As of June 2013 there is doubt about the future of the airport. CAAP wishes to cease funding it. However President Aquino, who flew into Bantayan airport for his first island visit in February 2014, is interested in the development of the airport.

In October 2015 meanwhile, a private entrepreneur tried to appropriate it.

In February 2015 it was reported that initial work was under way on the construction project to build new airports at Bantayan and Camotes. The initial project phase is to determine a suitable location for the new airport, implying that it may be at an entirely different location on the island.

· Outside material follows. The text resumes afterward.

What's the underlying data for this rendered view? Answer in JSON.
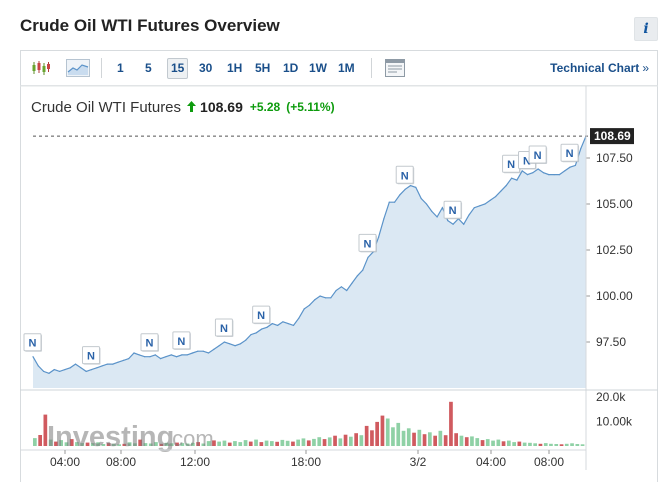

From mid-November 2017 CAAP stopped operation of Bantayan airstrip, due to the airport's dilapidated state.

In January 2018 the authority to manage the airport in Bantayan Island transferred from the Civil Aviation Authority of the Philippines (CAAP) to the Mactan Cebu International Airport Authority (MCIAA).

In August 2020 Bantayan airport terminal, runway extension to be completed by end of 2020.

In November the construction is at its last phase, and the airport open to business in December 2020.